Because really, what does reason, accountability or (in this case of emissions) science have over our Jesus? Why should we care whether or not the planet is crumbling, drying, flooding or burning? What does it really matter that entire civilizations are threatened by famine, disease and widespread violence due in large part to factual data-supported climate change?
God is coming – maybe not like he was supposed to last Saturday, but he is coming nonetheless.
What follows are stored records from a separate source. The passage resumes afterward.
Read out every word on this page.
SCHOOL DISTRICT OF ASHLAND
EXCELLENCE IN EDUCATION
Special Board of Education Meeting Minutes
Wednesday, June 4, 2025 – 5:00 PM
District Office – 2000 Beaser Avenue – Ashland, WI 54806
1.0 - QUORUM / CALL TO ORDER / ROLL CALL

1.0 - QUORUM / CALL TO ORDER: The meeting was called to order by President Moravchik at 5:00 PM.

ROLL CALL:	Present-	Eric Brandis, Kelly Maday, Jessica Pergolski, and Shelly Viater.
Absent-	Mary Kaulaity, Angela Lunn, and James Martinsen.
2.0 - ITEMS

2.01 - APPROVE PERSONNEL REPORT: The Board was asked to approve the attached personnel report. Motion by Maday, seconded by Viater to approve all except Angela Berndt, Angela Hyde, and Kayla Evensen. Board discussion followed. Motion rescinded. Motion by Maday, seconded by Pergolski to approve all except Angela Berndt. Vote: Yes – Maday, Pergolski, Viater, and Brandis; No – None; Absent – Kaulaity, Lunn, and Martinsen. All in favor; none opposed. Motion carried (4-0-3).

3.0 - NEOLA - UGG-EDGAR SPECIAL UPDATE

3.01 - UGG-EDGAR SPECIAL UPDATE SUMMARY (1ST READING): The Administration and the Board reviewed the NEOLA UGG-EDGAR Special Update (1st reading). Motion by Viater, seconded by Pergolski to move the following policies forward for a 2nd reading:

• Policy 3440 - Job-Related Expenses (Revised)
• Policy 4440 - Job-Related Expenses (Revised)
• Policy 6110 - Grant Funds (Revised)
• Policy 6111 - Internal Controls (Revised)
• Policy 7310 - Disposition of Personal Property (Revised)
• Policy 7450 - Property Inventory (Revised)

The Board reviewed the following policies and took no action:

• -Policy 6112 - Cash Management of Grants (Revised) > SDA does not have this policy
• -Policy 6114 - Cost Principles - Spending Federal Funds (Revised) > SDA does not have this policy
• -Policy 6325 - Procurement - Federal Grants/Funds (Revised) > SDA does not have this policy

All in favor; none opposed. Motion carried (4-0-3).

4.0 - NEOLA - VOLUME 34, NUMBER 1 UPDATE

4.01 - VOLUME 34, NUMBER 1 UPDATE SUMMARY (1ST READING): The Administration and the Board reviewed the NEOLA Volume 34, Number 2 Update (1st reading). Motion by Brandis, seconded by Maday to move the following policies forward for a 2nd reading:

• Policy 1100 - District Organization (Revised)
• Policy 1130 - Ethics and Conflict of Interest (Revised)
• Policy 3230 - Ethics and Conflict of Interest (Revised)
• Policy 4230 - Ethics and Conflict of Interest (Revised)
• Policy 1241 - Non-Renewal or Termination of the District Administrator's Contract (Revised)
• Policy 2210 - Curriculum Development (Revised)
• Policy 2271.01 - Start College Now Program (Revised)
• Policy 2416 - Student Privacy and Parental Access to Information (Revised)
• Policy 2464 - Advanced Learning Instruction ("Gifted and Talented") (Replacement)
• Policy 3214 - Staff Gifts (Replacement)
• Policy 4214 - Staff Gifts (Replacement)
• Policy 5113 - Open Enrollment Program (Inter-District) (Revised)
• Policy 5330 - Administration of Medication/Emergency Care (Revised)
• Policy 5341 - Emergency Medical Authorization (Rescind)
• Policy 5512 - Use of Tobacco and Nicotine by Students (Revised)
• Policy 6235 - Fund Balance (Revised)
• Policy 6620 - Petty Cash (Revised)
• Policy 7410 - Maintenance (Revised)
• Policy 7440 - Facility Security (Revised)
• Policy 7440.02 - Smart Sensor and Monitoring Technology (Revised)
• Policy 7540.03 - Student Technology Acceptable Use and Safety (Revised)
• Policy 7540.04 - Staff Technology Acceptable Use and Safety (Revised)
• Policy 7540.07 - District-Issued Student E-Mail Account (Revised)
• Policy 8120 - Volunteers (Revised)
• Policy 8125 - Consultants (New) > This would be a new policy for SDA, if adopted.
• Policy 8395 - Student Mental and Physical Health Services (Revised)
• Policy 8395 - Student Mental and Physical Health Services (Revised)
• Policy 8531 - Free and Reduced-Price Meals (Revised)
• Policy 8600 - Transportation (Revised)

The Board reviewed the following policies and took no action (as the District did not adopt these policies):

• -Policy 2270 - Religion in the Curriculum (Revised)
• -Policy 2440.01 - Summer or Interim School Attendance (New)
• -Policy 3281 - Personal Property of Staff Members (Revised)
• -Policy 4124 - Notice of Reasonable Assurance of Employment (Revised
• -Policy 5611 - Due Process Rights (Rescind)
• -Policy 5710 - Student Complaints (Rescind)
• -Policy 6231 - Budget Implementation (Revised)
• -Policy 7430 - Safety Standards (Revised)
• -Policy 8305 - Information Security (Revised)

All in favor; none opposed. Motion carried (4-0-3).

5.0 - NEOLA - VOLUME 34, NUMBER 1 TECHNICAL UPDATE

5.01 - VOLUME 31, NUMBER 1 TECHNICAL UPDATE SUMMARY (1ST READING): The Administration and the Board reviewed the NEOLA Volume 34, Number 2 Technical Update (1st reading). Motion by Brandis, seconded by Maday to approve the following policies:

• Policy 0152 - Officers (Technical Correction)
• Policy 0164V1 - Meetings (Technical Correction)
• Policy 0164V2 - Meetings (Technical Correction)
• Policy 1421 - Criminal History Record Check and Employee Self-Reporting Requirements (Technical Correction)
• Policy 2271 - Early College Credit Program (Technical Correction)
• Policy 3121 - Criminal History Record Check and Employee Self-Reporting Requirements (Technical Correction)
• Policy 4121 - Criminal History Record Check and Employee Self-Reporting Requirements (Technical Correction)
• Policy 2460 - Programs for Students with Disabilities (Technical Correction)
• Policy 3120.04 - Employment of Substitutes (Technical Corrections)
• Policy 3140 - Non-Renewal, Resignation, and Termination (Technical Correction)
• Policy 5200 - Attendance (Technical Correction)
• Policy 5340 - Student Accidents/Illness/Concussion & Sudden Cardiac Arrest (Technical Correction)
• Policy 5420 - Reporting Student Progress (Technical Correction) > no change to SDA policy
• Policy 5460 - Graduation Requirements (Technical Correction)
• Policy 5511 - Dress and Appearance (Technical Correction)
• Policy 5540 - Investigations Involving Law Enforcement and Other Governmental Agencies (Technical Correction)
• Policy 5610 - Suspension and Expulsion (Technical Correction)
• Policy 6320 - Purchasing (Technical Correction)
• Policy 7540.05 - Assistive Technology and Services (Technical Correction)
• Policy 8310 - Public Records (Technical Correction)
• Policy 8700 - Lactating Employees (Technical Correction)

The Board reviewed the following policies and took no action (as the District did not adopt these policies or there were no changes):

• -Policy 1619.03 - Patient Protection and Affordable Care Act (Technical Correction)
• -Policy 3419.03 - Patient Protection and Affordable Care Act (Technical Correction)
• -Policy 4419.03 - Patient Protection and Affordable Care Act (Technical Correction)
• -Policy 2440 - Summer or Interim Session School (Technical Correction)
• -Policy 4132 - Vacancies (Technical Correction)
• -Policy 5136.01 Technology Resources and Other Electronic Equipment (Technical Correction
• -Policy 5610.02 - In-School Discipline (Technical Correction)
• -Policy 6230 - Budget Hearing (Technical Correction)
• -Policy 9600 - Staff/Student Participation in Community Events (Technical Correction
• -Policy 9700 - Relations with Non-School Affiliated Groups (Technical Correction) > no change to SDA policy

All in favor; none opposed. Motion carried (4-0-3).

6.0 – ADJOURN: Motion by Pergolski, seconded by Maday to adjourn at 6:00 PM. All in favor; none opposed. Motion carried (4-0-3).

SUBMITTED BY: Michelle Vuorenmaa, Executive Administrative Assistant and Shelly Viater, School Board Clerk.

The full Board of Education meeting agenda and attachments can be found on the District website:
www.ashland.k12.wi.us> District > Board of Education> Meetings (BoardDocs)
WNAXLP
Why should any of us choose to pay attention to actual science – actual FACTS – when Jesus himself is on his way?
Many – including myself – are just itching to see how that burning “fire” pans out and how well your now-supporters would take to you or your cohorts’ installation of a largely theocratic government in the United States; a Dominion of God over government and American culture and a “return” of the United States to biblical law (kind of like Muslim states, just with a different bearded guy).
But those are big words, huh? Big grown up words, which many in your crowds may not be ready to understand just yet. THEE-OH….THEE-OHH-CRA…ah fuck it, Freedom! Smoke! Pussyfoot! Palin 2012!